Abstract

To improve wellness among residents, many graduate medical education programs have implemented formal wellness curricula. Curricular development has recently shifted focus from drivers of burnout to promotion of wellness. The specific components of successful wellness curricula, however, are not yet well defined. To review the published literature assessing core components of wellness curricula in graduate medical education programs. Searches were conducted through June 2020 in PubMed, Education Resources Information Center, Google Scholar and Web of Science using the search terms wellness curricula, wellness programs, well-being and graduate medical education. Additional articles were identified from reference lists. Curricula from primarily undergraduate medical education, singular interventions, non-peer-reviewed studies and non-English language studies were excluded. Eighteen articles were selected and reviewed by three authors. Critical drivers of success included support from program leadership and opportunities for resident involvement in the curriculum implementation. Most curricula included interventions related to both physical and mental health.
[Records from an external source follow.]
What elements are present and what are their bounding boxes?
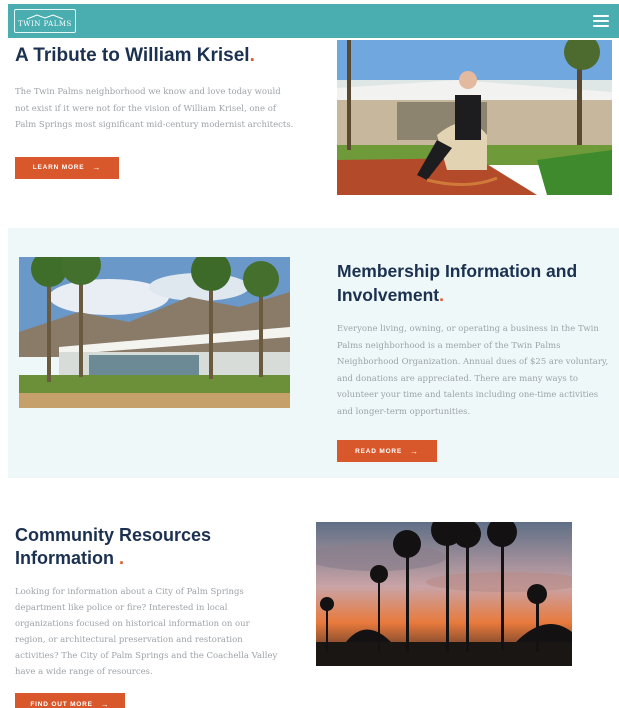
membership-title-text: Membership Information and Involvement xyxy=(337,261,578,305)
resources-title-text: Community Resources Information xyxy=(15,525,212,568)
find-out-more-label: FIND OUT MORE xyxy=(30,700,93,708)
resources-section: Community Resources Information . Lookin… xyxy=(15,524,295,708)
read-more-button[interactable]: READ MORE → xyxy=(337,440,437,462)
membership-title: Membership Information and Involvement. xyxy=(337,259,619,307)
find-out-more-button[interactable]: FIND OUT MORE → xyxy=(15,693,125,708)
logo-text: TWIN PALMS xyxy=(18,20,72,28)
tribute-title: A Tribute to William Krisel. xyxy=(15,44,305,67)
arrow-right-icon: → xyxy=(410,446,419,456)
resources-title: Community Resources Information . xyxy=(15,524,295,570)
arrow-right-icon: → xyxy=(100,699,110,708)
learn-more-label: LEARN MORE xyxy=(32,164,85,171)
site-header: TWIN PALMS xyxy=(8,4,619,38)
title-dot: . xyxy=(249,45,255,66)
site-logo[interactable]: TWIN PALMS xyxy=(14,9,76,33)
sunset-palms-photo xyxy=(316,522,572,666)
membership-body: Everyone living, owning, or operating a … xyxy=(337,324,609,417)
tribute-section: A Tribute to William Krisel. The Twin Pa… xyxy=(15,44,305,179)
arrow-right-icon: → xyxy=(92,163,102,172)
resources-body: Looking for information about a City of … xyxy=(15,587,278,677)
hamburger-menu-icon[interactable] xyxy=(593,15,609,27)
membership-section: Membership Information and Involvement. … xyxy=(337,259,619,462)
house-palms-photo xyxy=(19,257,290,408)
title-dot: . xyxy=(439,285,444,305)
title-dot: . xyxy=(119,548,125,568)
read-more-label: READ MORE xyxy=(355,447,403,455)
tribute-title-text: A Tribute to William Krisel xyxy=(15,45,250,66)
tribute-body: The Twin Palms neighborhood we know and … xyxy=(15,87,294,130)
krisel-photo xyxy=(337,40,612,195)
learn-more-button[interactable]: LEARN MORE → xyxy=(15,156,119,179)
Curricula including challenging components of professionalisation, such as critical conversations, medical errors and boundary setting, seemed to foster increased resident buy-in. The most frequently used curricular assessment tools were the Maslach Burnout Inventory and resident satisfaction surveys. Different specialties have different wellness needs. A resource or 'toolbox' that includes a variety of general as well as specialty-specific wellness components might allow institutions and programs to select interventions that best suit their individual needs. Assessment of wellness curricula is still in its infancy and is largely limited to single institution experiences.